Google reshapes AI chips as TPU-CPU-cloud stack challenges Nvidia

Google Cloud holds its annual tech conference Google Cloud Next 2026 in Las Vegas, United States, on the 22nd (local time) and unveils its 8th‑generation TPU. From left, the TPU 8t chip for AI training and the TPU 8i chip for inference. /Courtesy of Google Cloud

On the 22nd (local time), Google unveiled its newly developed 8th-generation tensor processing unit (TPU), shaking the balance of the artificial intelligence (AI) chip market. Observers say the paradigm is shifting from a structure centered on Nvidia's graphics processing units (GPUs), which had dominated the AI Semiconductor market, to a "multi-layer architecture" that combines application-specific chips (ASICs), CPUs, and cloud.

◇New-concept AI chips that remove GPU inefficiency

Recently, as it introduced the 8th-generation TPU, Google formalized a strategy to keep separating training and inference chips and steadily expand the share of its in-house AI Semiconductor. In particular, the inference-only TPU focuses on maximizing latency reduction and expense efficiency, which are crucial for large-scale AI services.

As AI infrastructure shifts from "model training" to "real-time inference," there is a growing recognition that general-purpose GPUs alone cannot respond efficiently. In fact, TPUs deliver up to four times better price-performance than GPUs for certain workloads and are known to be far more power-efficient.

This change goes beyond a simple performance race and signals a transformation in the philosophy of AI infrastructure design itself. Nvidia GPUs are "general-purpose accelerators" that started with graphics processing and expanded to AI. By contrast, TPUs are ASICs optimized for Deep Learning from the start. This difference is increasingly emerging as a key factor in the investment-efficiency view of the AI data market.

As AI models scale, data movement, power consumption, and expense structure become core competitive factors, making chips optimized for specific tasks advantageous. Analyses show TPUs can cut expenses by up to 80% compared to GPUs, and some corporations are switching their GPU clusters to TPUs to sharply reduce inference expenses.

◇Breaking the "memory bottleneck" with expanded SRAM... a strategy resembling Nvidia's

The highlight of the 8th-generation TPU design is tripling the capacity of on-chip SRAM, an ultra-fast storage area inside the chip, to tackle data bottlenecks. SRAM, the "ultra-fast drawer" that exchanges data right next to the compute units, slashes travel time to external memory (HBM). In line with the AI trend in which the efficiency of data pathways matters more than raw compute, Google chose a direct approach of significantly expanding SRAM despite its high unit cost.

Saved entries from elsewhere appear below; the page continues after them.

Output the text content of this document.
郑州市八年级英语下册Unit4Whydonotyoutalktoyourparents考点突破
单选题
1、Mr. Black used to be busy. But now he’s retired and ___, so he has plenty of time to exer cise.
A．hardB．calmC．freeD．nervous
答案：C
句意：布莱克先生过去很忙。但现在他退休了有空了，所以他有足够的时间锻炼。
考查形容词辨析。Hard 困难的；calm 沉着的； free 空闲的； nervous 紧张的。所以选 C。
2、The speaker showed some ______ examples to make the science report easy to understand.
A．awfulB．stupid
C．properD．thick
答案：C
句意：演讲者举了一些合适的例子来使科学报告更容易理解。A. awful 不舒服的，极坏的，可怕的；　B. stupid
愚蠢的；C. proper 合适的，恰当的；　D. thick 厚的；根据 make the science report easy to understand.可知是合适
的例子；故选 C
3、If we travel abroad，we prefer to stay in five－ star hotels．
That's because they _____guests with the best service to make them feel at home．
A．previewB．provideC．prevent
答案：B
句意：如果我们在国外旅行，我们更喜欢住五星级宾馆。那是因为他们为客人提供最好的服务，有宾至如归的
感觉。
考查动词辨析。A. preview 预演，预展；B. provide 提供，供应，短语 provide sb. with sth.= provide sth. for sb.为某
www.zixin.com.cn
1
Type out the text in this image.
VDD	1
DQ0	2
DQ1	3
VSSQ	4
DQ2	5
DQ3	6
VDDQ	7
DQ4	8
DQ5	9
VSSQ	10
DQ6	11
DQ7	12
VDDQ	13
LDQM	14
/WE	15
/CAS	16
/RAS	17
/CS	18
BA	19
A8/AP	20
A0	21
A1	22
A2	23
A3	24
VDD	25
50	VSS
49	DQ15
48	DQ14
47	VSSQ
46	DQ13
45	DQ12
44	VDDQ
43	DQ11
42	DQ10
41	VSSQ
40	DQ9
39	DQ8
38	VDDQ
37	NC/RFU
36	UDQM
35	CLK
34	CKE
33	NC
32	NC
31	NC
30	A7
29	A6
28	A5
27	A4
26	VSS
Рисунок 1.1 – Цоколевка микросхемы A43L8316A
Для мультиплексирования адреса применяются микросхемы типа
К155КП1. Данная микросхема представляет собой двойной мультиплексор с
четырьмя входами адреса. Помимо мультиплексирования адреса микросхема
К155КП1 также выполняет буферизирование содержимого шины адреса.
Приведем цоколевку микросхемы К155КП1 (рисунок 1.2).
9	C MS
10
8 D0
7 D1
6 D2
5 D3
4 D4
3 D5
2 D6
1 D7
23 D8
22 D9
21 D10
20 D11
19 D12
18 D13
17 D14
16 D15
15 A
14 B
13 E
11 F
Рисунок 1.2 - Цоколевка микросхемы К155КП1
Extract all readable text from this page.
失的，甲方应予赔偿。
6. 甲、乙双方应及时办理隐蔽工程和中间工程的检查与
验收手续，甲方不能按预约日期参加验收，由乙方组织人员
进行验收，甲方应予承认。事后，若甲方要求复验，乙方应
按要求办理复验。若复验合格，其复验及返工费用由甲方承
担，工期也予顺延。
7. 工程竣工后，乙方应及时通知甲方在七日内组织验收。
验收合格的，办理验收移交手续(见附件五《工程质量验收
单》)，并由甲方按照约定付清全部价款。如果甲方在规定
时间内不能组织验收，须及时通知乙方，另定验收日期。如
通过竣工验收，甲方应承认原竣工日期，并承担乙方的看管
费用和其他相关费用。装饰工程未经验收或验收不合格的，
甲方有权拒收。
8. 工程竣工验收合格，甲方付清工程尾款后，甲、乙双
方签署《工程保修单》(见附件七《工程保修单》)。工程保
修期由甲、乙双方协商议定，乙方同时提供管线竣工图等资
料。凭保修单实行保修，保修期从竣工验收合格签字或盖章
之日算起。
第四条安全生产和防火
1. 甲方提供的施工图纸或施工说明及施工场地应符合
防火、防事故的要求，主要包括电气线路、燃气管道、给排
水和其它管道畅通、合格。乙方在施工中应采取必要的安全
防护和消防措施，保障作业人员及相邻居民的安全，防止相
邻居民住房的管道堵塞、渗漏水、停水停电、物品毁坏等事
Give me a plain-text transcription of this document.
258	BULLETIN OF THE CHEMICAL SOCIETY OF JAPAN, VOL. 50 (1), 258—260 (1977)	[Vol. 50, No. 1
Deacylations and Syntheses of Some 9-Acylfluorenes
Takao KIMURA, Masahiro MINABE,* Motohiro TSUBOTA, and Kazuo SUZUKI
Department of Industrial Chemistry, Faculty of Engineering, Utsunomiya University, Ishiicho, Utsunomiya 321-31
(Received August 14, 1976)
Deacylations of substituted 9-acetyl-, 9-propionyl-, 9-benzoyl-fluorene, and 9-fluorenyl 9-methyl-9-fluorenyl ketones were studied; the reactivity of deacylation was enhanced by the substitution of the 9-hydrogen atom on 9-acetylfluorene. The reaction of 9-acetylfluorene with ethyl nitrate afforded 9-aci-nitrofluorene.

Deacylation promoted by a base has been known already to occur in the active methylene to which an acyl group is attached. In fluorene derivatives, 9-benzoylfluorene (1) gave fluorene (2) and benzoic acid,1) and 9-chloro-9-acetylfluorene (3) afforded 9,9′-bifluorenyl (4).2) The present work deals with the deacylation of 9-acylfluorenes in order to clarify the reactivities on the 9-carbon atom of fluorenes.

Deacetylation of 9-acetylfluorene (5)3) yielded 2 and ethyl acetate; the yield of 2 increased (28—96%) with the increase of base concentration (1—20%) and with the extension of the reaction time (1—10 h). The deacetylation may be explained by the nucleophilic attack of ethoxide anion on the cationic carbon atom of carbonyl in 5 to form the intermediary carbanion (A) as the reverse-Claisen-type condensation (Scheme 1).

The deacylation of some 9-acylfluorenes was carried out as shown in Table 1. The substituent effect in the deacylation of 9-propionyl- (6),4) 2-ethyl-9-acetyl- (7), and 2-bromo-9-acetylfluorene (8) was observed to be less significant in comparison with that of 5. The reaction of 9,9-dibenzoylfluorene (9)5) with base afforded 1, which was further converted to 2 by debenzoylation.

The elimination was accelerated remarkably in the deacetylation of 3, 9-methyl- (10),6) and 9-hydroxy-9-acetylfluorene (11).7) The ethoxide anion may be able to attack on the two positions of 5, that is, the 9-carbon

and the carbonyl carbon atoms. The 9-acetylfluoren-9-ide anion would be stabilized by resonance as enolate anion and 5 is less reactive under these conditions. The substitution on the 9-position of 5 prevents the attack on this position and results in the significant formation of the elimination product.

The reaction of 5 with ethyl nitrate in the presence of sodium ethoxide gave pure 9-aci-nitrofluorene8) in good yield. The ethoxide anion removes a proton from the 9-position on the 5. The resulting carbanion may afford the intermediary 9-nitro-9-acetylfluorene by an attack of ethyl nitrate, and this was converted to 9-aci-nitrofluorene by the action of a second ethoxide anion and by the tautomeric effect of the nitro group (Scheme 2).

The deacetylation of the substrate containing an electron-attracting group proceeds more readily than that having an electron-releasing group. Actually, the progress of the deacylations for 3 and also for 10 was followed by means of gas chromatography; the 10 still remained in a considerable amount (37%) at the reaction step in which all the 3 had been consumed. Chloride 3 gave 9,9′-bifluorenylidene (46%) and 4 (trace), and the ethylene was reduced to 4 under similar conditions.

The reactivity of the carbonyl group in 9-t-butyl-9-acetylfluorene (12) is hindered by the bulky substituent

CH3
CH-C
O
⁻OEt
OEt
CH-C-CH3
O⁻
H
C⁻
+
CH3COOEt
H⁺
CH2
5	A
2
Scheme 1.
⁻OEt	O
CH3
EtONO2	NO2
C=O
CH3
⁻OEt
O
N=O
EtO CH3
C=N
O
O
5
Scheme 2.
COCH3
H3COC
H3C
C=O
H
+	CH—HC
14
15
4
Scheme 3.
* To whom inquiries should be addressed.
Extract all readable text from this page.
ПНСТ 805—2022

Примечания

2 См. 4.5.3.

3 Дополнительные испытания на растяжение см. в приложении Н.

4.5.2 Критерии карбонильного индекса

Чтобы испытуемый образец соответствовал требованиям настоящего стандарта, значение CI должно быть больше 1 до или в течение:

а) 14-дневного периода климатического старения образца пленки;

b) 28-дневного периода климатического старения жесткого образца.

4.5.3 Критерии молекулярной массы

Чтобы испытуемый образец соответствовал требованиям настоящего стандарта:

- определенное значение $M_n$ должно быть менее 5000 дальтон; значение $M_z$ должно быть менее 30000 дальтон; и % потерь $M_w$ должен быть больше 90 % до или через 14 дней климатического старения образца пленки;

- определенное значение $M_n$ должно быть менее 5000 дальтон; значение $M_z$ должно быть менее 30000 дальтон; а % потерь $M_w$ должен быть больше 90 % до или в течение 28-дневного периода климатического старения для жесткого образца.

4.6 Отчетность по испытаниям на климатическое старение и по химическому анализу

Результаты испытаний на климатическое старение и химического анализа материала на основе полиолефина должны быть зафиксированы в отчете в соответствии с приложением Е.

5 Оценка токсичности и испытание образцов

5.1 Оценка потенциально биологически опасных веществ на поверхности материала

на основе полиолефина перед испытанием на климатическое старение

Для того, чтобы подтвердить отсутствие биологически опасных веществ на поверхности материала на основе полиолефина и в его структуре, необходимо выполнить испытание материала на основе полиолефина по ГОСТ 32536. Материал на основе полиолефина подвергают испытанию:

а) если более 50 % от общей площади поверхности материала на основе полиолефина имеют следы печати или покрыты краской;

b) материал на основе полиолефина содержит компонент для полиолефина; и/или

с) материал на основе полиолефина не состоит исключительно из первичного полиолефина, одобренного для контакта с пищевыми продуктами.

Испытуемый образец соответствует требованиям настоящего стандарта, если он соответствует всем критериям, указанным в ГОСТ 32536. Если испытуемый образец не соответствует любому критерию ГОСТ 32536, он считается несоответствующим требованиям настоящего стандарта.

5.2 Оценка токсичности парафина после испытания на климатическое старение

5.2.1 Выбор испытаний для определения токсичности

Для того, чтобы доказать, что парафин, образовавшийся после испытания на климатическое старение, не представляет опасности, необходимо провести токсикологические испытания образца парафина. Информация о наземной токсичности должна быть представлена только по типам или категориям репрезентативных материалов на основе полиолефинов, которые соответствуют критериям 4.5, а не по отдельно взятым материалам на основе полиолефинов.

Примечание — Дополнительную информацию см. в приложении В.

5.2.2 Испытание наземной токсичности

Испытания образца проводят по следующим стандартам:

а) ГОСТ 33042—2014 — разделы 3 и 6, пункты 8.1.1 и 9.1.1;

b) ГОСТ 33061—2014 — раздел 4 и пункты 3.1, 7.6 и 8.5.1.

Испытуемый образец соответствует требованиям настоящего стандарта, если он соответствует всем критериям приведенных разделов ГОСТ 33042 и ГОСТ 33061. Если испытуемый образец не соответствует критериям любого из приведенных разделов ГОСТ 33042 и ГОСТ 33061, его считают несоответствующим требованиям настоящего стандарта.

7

SRAM is a key asset (IP) placed internally at the design stage rather than a separate component. Google drafts the blueprint with Broadcom and fabricates the chips on TSMC's latest process. Tripling the bulky SRAM means it pushed foundry advanced process capabilities to the limit to maximize data efficiency. That aligns with Nvidia's strategy of increasing cache memory in Blackwell and suggests that the decisive battleground in AI Semiconductor has shifted to "memory optimization."

Another notable point is the design that ties 1,152 chips with an optical circuit switch (OCS) to expand memory capacity sevenfold. Solving bottlenecks for large models at the system level is the core competitiveness of this TPU. This throws both opportunities and challenges to Korea's memory industry. While HBM adoption rises, the growing share of on-chip SRAM means Samsung Electronics and SK hynix will likely need more advanced responses such as "custom HBM" that are more tightly integrated with chip design.

◇Intel finds new openings as CPU use rises

Visitors to Mobile World Congress 2025 at Fira Gran Via in Barcelona, Spain, experience AI technologies at Intel's booth. /Courtesy of News1

CPU demand within AI infrastructure is also likely to grow. In this TPU system, Google integrated its in-house designed CPU, redefining the CPU not as a mere auxiliary compute device but as the "conductor of the AI orchestra." In environments where numerous AI agents run simultaneously, a general-purpose processor is essential to handle job scheduling, data-flow management, and system control.

In its first-quarter earnings conference call this year, Intel emphasized that the usage ratio of GPUs to CPUs in AI data centers has shifted from about 1:8 in the past to around 1:4 recently. It even mentioned the possibility of a 1:1 ratio or CPUs being installed more than GPUs going forward. Intel CEO Pat Gelsinger said, "As AI processing moves toward inference, CPUs are more efficient for task coordination and control, and for managing diverse agents and data."

Meanwhile, Google's strategy appears likely to accelerate the move away from Nvidia. Nvidia still holds an 80%–90% share of the AI accelerator market. But some forecast that, if TPU adoption gains full steam and other big tech companies likewise maximize the use of customized AI Semiconductor and CPUs optimized for their own services, Nvidia's revenue could be eroded by as much as 10%.

※ This article has been translated by AI. Share your feedback here.